Арсений Альвинг

Евгению Кропивницкому

Вот надвинулось страшное что-то. Нет спасенья. Укрыться? Бежать?.. Бесполезно. Душа, словно тать, Изошла немотой и зевотой.

Все напрасно. Безжалостный кто-то Вдруг напомнил так тихо: «опять?..» Сколько их, да, пожалуй, 105, Если только не сбился со счета.

Да: 105 сверхтомительных дней... Что за хруст, что за стоны и... кашель. Я же жив еще, право, ей-ей!

Пусть вокруг меня липкая каша, Пусть погибнуть мне в ней суждено — Заглянул я на самое дно!..

1941

Все впитывая без изъятья Сорокалетней пустотой, В который раз готов опять я Пригубить старый кубок свой...

Игра лучей в заветной грани, Давно знакомая игра... И узнает душа заране Задумчивые вечера...

С их беспредельностью и ленью С рассеянным карандашом И с книгой книг, что всех священней, С ним, с «Кипарисовым ларцом»...

Что может быть нежней и чище И целомудреннее вас? Зачем же тело жадно ищет Иной, небезопасной пищи, Иных, небезопасных глаз...

Напрасно: одиночества печать С твоих дверей не сможешь ты сорвать.

1925

Не достучаться до души — Большой и тяжкий грех... Все души в мире хороши, Твоя же лучше всех!

И я к тебе стучусь: тук-тук! Тук-тук! Тук-тук! Тук-тук! Так отзовись же, милый друг, На мой упорный стук!..

1940

Валерию Брюсову

Ты гость мой странный, ты мне неведом. Скажи ж — кто ты? Нанес визит мне перед обедом, До темноты.

Жакет застегнут. Цветок в петлице. Лет тридцать пять... Но над висками уж серебрится Седая прядь...

Уста — улыбки, движенья — ритмы, А взоры — дно. На мой вопрос он говорит: «Мы Родня давно...»

На мой вторичный — «Родня в веках мы...» Ах, так — в веках!.. Золотники точны и драхмы В его словах.

Сплошная точность, во всем учтивость, Но вот напасть: Ведь красота не есть красивость, А ум — не страсть.

Наш спор был вежлив, наш спор был долог, Сугубый спор... Уж нежный вечер надвинул полог С соседних гор.

Для гостя ум служил законом, Мне — лишь умом.
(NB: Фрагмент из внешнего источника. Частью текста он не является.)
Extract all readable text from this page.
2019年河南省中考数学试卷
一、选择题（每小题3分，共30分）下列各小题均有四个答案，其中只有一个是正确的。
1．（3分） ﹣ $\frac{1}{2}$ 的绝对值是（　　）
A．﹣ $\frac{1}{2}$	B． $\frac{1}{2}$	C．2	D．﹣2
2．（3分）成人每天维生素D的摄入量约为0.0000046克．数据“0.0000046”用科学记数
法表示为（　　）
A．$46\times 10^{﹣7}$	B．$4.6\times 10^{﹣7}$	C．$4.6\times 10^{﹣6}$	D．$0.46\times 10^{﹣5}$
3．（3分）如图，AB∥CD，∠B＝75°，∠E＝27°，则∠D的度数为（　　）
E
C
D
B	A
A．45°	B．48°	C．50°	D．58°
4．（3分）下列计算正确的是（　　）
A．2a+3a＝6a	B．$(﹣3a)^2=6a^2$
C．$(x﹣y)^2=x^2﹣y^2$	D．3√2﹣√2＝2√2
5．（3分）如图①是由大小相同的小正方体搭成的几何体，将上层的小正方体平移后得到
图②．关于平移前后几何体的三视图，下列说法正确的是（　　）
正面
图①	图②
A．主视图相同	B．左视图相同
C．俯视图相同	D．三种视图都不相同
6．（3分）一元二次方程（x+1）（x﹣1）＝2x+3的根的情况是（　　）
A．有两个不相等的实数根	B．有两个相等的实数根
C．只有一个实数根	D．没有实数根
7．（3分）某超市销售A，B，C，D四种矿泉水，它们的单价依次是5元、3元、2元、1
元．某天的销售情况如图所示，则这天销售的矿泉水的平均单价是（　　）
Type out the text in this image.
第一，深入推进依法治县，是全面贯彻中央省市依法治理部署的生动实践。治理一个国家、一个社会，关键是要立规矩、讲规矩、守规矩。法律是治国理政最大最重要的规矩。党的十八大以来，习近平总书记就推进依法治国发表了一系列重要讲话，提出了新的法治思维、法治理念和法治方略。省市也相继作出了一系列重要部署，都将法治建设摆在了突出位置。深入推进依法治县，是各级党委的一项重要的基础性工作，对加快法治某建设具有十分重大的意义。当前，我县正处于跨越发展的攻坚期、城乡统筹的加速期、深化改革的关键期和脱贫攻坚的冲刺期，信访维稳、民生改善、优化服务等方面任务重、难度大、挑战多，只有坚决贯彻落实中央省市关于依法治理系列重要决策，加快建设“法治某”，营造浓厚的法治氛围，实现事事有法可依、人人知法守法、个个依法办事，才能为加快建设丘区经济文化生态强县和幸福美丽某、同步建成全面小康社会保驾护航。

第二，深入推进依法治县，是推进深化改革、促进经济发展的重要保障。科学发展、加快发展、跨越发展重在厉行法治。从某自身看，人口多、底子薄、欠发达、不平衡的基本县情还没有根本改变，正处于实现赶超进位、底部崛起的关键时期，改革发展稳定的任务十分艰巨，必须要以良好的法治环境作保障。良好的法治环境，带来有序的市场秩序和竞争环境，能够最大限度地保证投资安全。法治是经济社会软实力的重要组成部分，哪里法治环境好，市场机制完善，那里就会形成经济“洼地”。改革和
И мы простились полупоклоном, Полукивком.

Но, и сквозь споры роковые, Не так уж прост, Из-под его успел полы я Заметить хвост.

1923

Нет: модных портсигаров мерка И самый стиль тебе горшей обиды. Ты черепаховая табакерка Эпохи северной Семирамиды.

Отделанная аметистами, С веночками ампир, из золота, Когда-то, может быть, лучистыми, Теперь по крышке ты расколота.

Два зеркальца под нею вправлены, Какие улыбались губы вам? Светлейшего ль, тоской отравленные, Порочные ли графа Зубова?

Перстнями ли, но не фамильными Постукивали по тебе от скуки, Иль сувенирами умильными Служила ты и Долгоруким?

И как они, твои владетели, Оканчивали пытку дней неровных: Под пышной маской добродетели Иль затихая в подмосковных?

Ты меньше табаком пропитана, Чем их интригами и легкомыслием. Но где ж твоя эпоха? — Спит она, И воскресить ее немыслимо.

Да и зачем — в жилище новом, У антиквара под стеклянной дверкой, Ты отдохнешь, на бархате пунсовом, Непродающеюся табакеркой.